Normal Endometrial/Ovarian Cycle
The lining of the uterus (endometrium) responds to hormones made in the ovary. The pituitary gland at the base of the brain secretes a hormone called follicle stimulating hormone (FSH) which causes the egg follicles in the ovary to make estrogen. Estrogen causes the endometrium to thicken. When ovulation occurs, a second hormone (progesterone) is secreted by the ovary. This causes the lining of the uterus to become spongy. The corpus luteum, which makes the progesterone, lasts for fourteen days. When the progesterone and estrogen levels fall, the endometrium sheds in a menstrual period.
Dysfunctional Uterine Bleeding (DUB)
Is generally used to cover all forms of abnormal bleeding for which an organic cause cannot be found. DUB can be of two types:
- Ovulatory: is the commonest form is generally associated with emotional upsets, post delivery, environmental changes, etc.

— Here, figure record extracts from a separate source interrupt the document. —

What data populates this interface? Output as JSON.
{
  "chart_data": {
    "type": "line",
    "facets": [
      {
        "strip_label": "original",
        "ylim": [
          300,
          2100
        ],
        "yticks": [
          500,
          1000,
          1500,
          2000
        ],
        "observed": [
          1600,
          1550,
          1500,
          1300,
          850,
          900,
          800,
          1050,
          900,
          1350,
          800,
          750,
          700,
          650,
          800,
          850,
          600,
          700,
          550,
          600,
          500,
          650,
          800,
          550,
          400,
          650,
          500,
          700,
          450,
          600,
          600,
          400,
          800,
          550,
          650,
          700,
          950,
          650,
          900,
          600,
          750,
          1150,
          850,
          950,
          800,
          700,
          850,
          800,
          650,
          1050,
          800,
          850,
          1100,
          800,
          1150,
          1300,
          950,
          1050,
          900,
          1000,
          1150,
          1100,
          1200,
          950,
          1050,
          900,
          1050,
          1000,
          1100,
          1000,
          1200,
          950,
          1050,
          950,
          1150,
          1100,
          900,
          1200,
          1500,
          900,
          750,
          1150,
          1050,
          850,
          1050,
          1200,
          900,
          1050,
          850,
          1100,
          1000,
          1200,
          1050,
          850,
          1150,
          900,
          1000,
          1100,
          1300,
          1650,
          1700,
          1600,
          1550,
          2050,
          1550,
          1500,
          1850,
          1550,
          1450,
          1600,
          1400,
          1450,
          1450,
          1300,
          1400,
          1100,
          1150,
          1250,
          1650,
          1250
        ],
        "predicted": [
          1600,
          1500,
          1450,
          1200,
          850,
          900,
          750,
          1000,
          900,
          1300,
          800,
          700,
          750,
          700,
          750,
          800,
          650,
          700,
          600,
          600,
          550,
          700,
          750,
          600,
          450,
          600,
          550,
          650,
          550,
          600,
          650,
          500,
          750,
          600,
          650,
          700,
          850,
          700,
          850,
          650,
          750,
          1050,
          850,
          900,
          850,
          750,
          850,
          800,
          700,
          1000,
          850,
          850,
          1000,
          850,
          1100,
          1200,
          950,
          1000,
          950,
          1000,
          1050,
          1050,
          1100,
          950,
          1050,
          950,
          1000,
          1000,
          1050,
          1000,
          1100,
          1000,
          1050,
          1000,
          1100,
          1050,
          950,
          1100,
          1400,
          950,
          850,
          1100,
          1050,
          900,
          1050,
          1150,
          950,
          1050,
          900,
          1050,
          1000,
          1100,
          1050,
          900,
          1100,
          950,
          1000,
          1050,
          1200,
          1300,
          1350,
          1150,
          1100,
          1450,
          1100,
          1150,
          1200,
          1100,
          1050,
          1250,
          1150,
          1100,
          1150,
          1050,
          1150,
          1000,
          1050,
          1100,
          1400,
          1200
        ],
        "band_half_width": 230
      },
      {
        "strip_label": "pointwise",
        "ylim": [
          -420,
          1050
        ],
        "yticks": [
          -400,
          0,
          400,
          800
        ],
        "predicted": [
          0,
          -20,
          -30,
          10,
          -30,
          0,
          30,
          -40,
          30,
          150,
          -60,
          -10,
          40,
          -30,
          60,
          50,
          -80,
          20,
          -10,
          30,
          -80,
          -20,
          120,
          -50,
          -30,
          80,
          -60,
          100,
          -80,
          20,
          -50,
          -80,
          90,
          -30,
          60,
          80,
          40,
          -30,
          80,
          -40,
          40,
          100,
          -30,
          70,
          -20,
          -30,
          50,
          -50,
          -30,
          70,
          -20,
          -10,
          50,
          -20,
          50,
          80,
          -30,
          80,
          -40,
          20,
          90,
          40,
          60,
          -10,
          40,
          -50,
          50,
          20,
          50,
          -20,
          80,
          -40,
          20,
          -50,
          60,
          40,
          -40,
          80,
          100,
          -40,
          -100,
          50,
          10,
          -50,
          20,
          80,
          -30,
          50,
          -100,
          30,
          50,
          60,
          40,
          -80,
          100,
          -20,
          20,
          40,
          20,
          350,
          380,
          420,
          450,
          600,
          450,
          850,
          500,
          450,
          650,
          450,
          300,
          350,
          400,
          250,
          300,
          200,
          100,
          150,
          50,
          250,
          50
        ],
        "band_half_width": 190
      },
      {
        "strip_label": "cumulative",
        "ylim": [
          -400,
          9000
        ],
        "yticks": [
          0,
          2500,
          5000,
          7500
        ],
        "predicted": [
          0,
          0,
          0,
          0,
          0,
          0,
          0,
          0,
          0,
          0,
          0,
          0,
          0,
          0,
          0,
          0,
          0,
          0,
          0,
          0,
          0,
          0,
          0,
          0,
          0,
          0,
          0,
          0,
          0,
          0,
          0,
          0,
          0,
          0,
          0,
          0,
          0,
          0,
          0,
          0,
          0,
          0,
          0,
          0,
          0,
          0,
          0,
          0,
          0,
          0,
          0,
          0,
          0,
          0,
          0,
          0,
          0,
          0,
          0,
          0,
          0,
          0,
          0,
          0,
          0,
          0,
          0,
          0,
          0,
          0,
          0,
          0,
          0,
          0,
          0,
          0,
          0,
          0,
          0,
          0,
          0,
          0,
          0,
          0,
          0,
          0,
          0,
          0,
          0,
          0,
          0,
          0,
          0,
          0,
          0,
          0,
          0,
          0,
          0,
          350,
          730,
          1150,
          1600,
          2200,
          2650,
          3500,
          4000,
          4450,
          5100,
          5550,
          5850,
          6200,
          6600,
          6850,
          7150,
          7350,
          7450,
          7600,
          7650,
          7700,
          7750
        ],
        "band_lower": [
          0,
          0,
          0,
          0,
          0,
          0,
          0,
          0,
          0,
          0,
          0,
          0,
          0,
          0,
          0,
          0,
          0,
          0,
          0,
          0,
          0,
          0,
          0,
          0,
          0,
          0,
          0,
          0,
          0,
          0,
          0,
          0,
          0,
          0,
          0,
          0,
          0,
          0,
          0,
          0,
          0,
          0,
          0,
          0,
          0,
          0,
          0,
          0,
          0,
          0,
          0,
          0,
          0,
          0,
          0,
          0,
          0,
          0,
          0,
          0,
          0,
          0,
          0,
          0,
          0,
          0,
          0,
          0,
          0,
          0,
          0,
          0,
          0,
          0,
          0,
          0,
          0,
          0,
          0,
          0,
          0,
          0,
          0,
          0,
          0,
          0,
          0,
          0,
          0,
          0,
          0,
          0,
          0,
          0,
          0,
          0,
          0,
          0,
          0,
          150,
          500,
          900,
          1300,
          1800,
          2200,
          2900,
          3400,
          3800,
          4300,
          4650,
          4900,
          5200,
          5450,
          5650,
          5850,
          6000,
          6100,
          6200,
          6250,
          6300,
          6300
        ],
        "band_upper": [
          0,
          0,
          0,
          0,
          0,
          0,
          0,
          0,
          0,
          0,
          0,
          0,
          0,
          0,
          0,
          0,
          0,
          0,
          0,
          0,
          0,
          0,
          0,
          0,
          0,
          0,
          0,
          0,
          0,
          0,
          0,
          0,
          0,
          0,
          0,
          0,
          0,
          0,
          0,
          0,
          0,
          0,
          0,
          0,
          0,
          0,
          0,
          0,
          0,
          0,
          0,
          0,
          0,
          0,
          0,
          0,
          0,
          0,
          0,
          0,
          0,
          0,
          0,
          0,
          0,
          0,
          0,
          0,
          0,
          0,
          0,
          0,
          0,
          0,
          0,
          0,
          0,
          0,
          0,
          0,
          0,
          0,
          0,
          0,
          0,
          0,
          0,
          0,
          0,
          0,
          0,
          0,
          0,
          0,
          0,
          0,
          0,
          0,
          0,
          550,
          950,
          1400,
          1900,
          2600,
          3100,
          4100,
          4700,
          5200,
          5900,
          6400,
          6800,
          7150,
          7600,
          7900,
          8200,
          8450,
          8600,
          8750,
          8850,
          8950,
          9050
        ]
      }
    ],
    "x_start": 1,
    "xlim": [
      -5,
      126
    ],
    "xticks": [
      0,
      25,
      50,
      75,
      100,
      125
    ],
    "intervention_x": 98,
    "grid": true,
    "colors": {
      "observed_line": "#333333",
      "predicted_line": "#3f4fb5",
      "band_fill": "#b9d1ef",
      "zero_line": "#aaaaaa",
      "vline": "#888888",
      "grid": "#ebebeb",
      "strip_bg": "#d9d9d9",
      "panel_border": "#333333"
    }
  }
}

- Anovulatory: If ovulation does not occur, the ovary will continue making estrogen, causing the endometrium to keep thickening. This often leads to a late menstrual period followed by irregular bleeding and spotting. This can also result in endometrial polyps, or in extreme long-standing cases, cancer of the lining of the uterus. Longstanding lack of ovulation is treated with progesterone on a regular basis, which causes the endometrium to shed regularly. Birth control pills may often accomplish the same goal. It is usually possible to induce ovulation, but this is reserved for women attempting to become pregnant.
Any stress, such as traveling or a new job can interfere with ovulation. Fortunately this will usually be temporary, and rarely requires treatment.
Normal Endometrial/Ovarian Cycle
The penetration and growth of endometrial tissue from the uterine lining into the myometrium (uterine muscle) is called adenomyosis or internal endometriosis. This disease may co-exist with external endometriosis in which endometrial implants are located outside the uterus. The abnormally located endometrial tissue, like the normal endometrium, tends to bleed with the menses. The blood and debris may accumulate in these misplaced glands creating small fluid collections inside the uterine wall. This penetrating and functioning endometrial tissue may lead to swelling; the uterus may become larger and globular. Adenomyosis may present as a diffuse condition or it may be focal. In the latter, there are local areas of swelling, so-called adenomyomas, that may mimic other uterine masses.
Most commonly adenomyosis is mistaken for another common condition, uterine fibroids. There is however a fundamental difference between a fibroid (a distinct tumor) and adenomyoma. Each fibroid originates from one abnormal cell. Under the effect of estrogen this cell multiplies. The growing tumor may displace and compress tissues but it does not invade the surrounding uterine muscle because of this growth pattern of fibroids, it is possible to remove all of the tumor without removing any normal uterine tissue during myomectomy (surgical removal of fibroids). In contrast, adenomyoma is not a discrete tumor but rather a local swelling of the uterine wall as a result of the penetration of endometrial tissue. Therefore it is not possible to remove tissue affected by adenomyosis without actually removing the involved uterine muscle.
Adenomyosis may be present and cause no symptoms. When this condition presents with symptoms the typical triad is uterine enlargement, pelvic pain and heavy and abnormal menstrual bleeding. Pain, which is most common during menses (dysmenorrhea), may be severe cramping or knifelike. However, pain may be present any time during the cycle and not only during the period. Uterine enlargement may be generalized with a large globular uterus or it may present as localized "tumors". Periods may be very heavy and prolonged, with passage of clots. Heavy bleeding may lead to anemia. Later, abnormal bleeding may be present any time during the cycle besides the heavy periods.
The effect of adenomyosis on fertility and pregnancy is not clear. Adenomyosis may well lower fertility. The information available suggests that adenomyosis may be present in up to 17 per cent of pregnant women over the age of 35.